State officials dispute the action
Walz rejected the administration’s explanation in social media posts, saying the funding pause was political punishment rather than a fraud response. He said the cuts would harm veterans, families with young children, people with disabilities and working Minnesotans.
Minnesota Attorney General Keith Ellison said his office has secured more than 300 Medicaid fraud convictions since he took office in 2019. Ellison also said he had asked state lawmakers earlier Wednesday for more staffing and legal authority to fight Medicaid fraud.
Ellison warned that Minnesota may sue if the federal government withholds money intended for the state’s Medicaid population. He said 1.2 million low-income Minnesotans rely on Medicaid.
CMS said in a release that the paused funding includes about $244 million in unsupported or potentially fraudulent Medicaid claims and roughly $15 million in claims involving people who lacked satisfactory immigration status. CMS spokesperson Catherine Howden said the agency’s review could include sampling claims for federal compliance and seeking additional information about specific claims.
CMS also said Minnesota could face up to $1 billion in deferred federal funds over the next year if it does not meet federal requirements. Akeiisa Coleman of the Commonwealth Fund called the deferral highly unusual and said provider payments, and potentially care, could be affected if the state lacks enough money.

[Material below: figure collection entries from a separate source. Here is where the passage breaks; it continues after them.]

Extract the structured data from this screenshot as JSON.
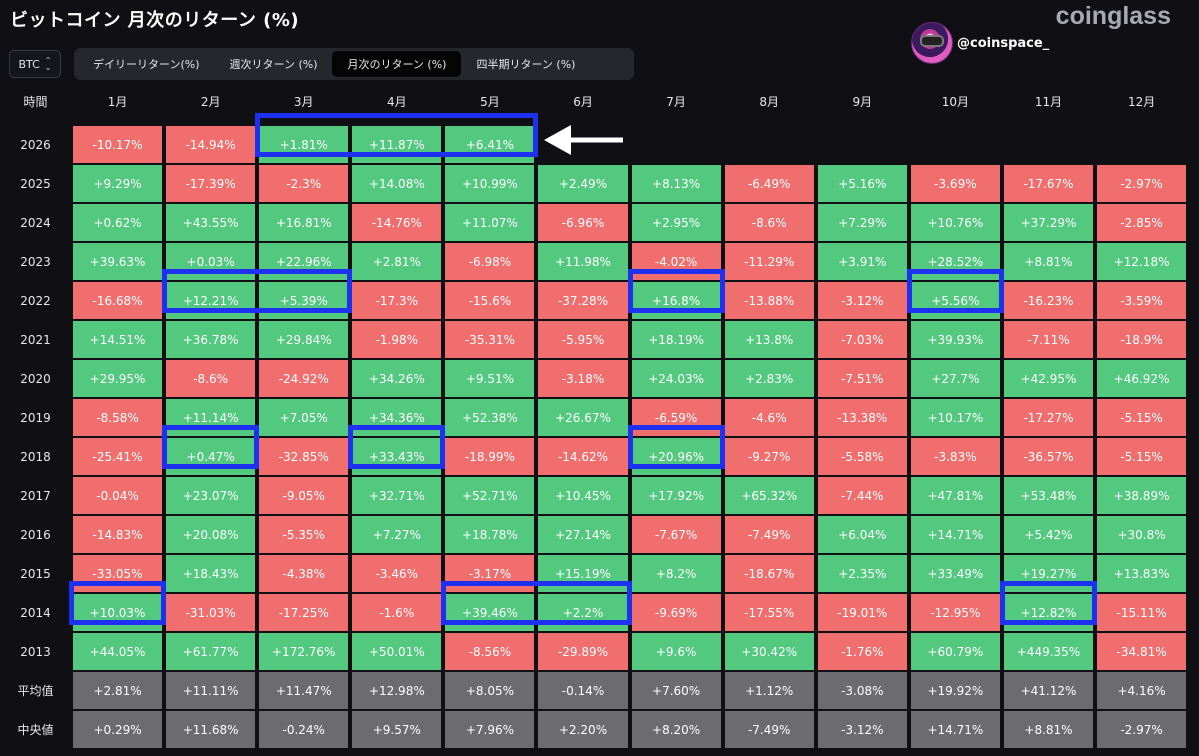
{
  "title": "ビットコイン 月次のリターン (%)",
  "brand": "coinglass",
  "user": {
    "handle": "@coinspace_"
  },
  "coin_select": {
    "value": "BTC"
  },
  "tabs": [
    {
      "label": "デイリーリターン(%)",
      "active": false
    },
    {
      "label": "週次リターン (%)",
      "active": false
    },
    {
      "label": "月次のリターン (%)",
      "active": true
    },
    {
      "label": "四半期リターン (%)",
      "active": false
    }
  ],
  "colors": {
    "positive": "#52c97f",
    "negative": "#f06e6e",
    "stat": "#6b6b70",
    "highlight": "#1f31f0",
    "background": "#101014"
  },
  "chart_data": {
    "type": "heatmap",
    "title": "ビットコイン 月次のリターン (%)",
    "row_header": "時間",
    "columns": [
      "1月",
      "2月",
      "3月",
      "4月",
      "5月",
      "6月",
      "7月",
      "8月",
      "9月",
      "10月",
      "11月",
      "12月"
    ],
    "rows": [
      {
        "label": "2026",
        "values": [
          "-10.17%",
          "-14.94%",
          "+1.81%",
          "+11.87%",
          "+6.41%",
          "",
          "",
          "",
          "",
          "",
          "",
          ""
        ]
      },
      {
        "label": "2025",
        "values": [
          "+9.29%",
          "-17.39%",
          "-2.3%",
          "+14.08%",
          "+10.99%",
          "+2.49%",
          "+8.13%",
          "-6.49%",
          "+5.16%",
          "-3.69%",
          "-17.67%",
          "-2.97%"
        ]
      },
      {
        "label": "2024",
        "values": [
          "+0.62%",
          "+43.55%",
          "+16.81%",
          "-14.76%",
          "+11.07%",
          "-6.96%",
          "+2.95%",
          "-8.6%",
          "+7.29%",
          "+10.76%",
          "+37.29%",
          "-2.85%"
        ]
      },
      {
        "label": "2023",
        "values": [
          "+39.63%",
          "+0.03%",
          "+22.96%",
          "+2.81%",
          "-6.98%",
          "+11.98%",
          "-4.02%",
          "-11.29%",
          "+3.91%",
          "+28.52%",
          "+8.81%",
          "+12.18%"
        ]
      },
      {
        "label": "2022",
        "values": [
          "-16.68%",
          "+12.21%",
          "+5.39%",
          "-17.3%",
          "-15.6%",
          "-37.28%",
          "+16.8%",
          "-13.88%",
          "-3.12%",
          "+5.56%",
          "-16.23%",
          "-3.59%"
        ]
      },
      {
        "label": "2021",
        "values": [
          "+14.51%",
          "+36.78%",
          "+29.84%",
          "-1.98%",
          "-35.31%",
          "-5.95%",
          "+18.19%",
          "+13.8%",
          "-7.03%",
          "+39.93%",
          "-7.11%",
          "-18.9%"
        ]
      },
      {
        "label": "2020",
        "values": [
          "+29.95%",
          "-8.6%",
          "-24.92%",
          "+34.26%",
          "+9.51%",
          "-3.18%",
          "+24.03%",
          "+2.83%",
          "-7.51%",
          "+27.7%",
          "+42.95%",
          "+46.92%"
        ]
      },
      {
        "label": "2019",
        "values": [
          "-8.58%",
          "+11.14%",
          "+7.05%",
          "+34.36%",
          "+52.38%",
          "+26.67%",
          "-6.59%",
          "-4.6%",
          "-13.38%",
          "+10.17%",
          "-17.27%",
          "-5.15%"
        ]
      },
      {
        "label": "2018",
        "values": [
          "-25.41%",
          "+0.47%",
          "-32.85%",
          "+33.43%",
          "-18.99%",
          "-14.62%",
          "+20.96%",
          "-9.27%",
          "-5.58%",
          "-3.83%",
          "-36.57%",
          "-5.15%"
        ]
      },
      {
        "label": "2017",
        "values": [
          "-0.04%",
          "+23.07%",
          "-9.05%",
          "+32.71%",
          "+52.71%",
          "+10.45%",
          "+17.92%",
          "+65.32%",
          "-7.44%",
          "+47.81%",
          "+53.48%",
          "+38.89%"
        ]
      },
      {
        "label": "2016",
        "values": [
          "-14.83%",
          "+20.08%",
          "-5.35%",
          "+7.27%",
          "+18.78%",
          "+27.14%",
          "-7.67%",
          "-7.49%",
          "+6.04%",
          "+14.71%",
          "+5.42%",
          "+30.8%"
        ]
      },
      {
        "label": "2015",
        "values": [
          "-33.05%",
          "+18.43%",
          "-4.38%",
          "-3.46%",
          "-3.17%",
          "+15.19%",
          "+8.2%",
          "-18.67%",
          "+2.35%",
          "+33.49%",
          "+19.27%",
          "+13.83%"
        ]
      },
      {
        "label": "2014",
        "values": [
          "+10.03%",
          "-31.03%",
          "-17.25%",
          "-1.6%",
          "+39.46%",
          "+2.2%",
          "-9.69%",
          "-17.55%",
          "-19.01%",
          "-12.95%",
          "+12.82%",
          "-15.11%"
        ]
      },
      {
        "label": "2013",
        "values": [
          "+44.05%",
          "+61.77%",
          "+172.76%",
          "+50.01%",
          "-8.56%",
          "-29.89%",
          "+9.6%",
          "+30.42%",
          "-1.76%",
          "+60.79%",
          "+449.35%",
          "-34.81%"
        ]
      }
    ],
    "summary_rows": [
      {
        "label": "平均值",
        "values": [
          "+2.81%",
          "+11.11%",
          "+11.47%",
          "+12.98%",
          "+8.05%",
          "-0.14%",
          "+7.60%",
          "+1.12%",
          "-3.08%",
          "+19.92%",
          "+41.12%",
          "+4.16%"
        ]
      },
      {
        "label": "中央値",
        "values": [
          "+0.29%",
          "+11.68%",
          "-0.24%",
          "+9.57%",
          "+7.96%",
          "+2.20%",
          "+8.20%",
          "-7.49%",
          "-3.12%",
          "+14.71%",
          "+8.81%",
          "-2.97%"
        ]
      }
    ],
    "highlights": [
      {
        "row": "2026",
        "from_col": 3,
        "to_col": 5
      },
      {
        "row": "2022",
        "from_col": 2,
        "to_col": 3
      },
      {
        "row": "2022",
        "from_col": 7,
        "to_col": 7
      },
      {
        "row": "2022",
        "from_col": 10,
        "to_col": 10
      },
      {
        "row": "2018",
        "from_col": 2,
        "to_col": 2
      },
      {
        "row": "2018",
        "from_col": 4,
        "to_col": 4
      },
      {
        "row": "2018",
        "from_col": 7,
        "to_col": 7
      },
      {
        "row": "2014",
        "from_col": 1,
        "to_col": 1
      },
      {
        "row": "2014",
        "from_col": 5,
        "to_col": 6
      },
      {
        "row": "2014",
        "from_col": 11,
        "to_col": 11
      }
    ],
    "annotations": [
      {
        "type": "arrow",
        "direction": "left",
        "row": "2026",
        "color": "#ffffff"
      }
    ]
  }
}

Broader federal fraud push
Oz said CMS is also acting against suspected fraud in Medicare. He said the agency would block new Medicare enrollments for six months for suppliers of durable medical equipment, prosthetics, orthotics and related supplies.
The Health and Human Services inspector general found last year that Medicare improperly paid suppliers nearly $23 million for durable medical equipment from 2018 through 2024. The inspector general also found that most of the improper payments occurred before system changes that began in January 2020.

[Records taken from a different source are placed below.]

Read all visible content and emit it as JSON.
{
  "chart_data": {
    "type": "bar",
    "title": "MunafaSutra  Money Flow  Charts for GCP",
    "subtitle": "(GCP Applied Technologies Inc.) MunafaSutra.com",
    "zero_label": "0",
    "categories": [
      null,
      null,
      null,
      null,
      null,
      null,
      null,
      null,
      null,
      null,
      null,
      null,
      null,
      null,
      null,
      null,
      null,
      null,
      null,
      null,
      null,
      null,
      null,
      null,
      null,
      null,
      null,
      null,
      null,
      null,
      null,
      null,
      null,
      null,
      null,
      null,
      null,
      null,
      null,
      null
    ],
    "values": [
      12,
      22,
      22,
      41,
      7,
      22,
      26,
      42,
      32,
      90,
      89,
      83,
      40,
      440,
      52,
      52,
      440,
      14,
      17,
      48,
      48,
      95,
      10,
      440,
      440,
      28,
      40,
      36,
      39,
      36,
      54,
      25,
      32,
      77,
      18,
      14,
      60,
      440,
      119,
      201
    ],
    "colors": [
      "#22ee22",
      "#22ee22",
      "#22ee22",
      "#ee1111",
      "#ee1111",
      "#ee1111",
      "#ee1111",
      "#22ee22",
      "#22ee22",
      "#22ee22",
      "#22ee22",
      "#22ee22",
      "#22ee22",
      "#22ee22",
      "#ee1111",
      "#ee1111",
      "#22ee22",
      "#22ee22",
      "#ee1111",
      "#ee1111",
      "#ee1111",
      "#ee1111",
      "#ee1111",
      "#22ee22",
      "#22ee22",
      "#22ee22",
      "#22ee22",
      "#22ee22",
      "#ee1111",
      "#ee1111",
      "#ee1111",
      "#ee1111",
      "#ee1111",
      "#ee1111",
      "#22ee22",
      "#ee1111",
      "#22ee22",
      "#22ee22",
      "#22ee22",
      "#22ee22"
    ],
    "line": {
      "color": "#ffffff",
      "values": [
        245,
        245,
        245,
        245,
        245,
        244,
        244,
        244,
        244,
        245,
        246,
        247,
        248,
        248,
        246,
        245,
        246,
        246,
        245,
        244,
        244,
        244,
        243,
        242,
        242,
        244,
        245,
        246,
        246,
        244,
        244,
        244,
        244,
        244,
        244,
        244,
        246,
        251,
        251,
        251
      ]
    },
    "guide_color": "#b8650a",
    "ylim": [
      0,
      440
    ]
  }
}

Oz announced a crowdsourcing effort to gather tips and ideas from the public on fraud. Trump, in his State of the Union address Tuesday, said Vance would lead a national “war on fraud.”
The Minnesota dispute follows several fraud cases in the state, including the Feeding Our Future case, in which prosecutors have alleged $300 million was stolen from pandemic aid meant for school meals. Federal scrutiny has also focused on alleged fraud involving day care centers run by Somali residents in Minneapolis, which the Associated Press reported preceded an immigration crackdown and protests in the city.
The administration has threatened funding cutoffs for other Democratic-led states over fraud concerns. Judges have blocked some of those moves, including actions involving social service payments to Minnesota, California, Colorado, Illinois and New York, and a separate effort tied to food aid data from 22 states.
This story draws on original reporting from Fortune.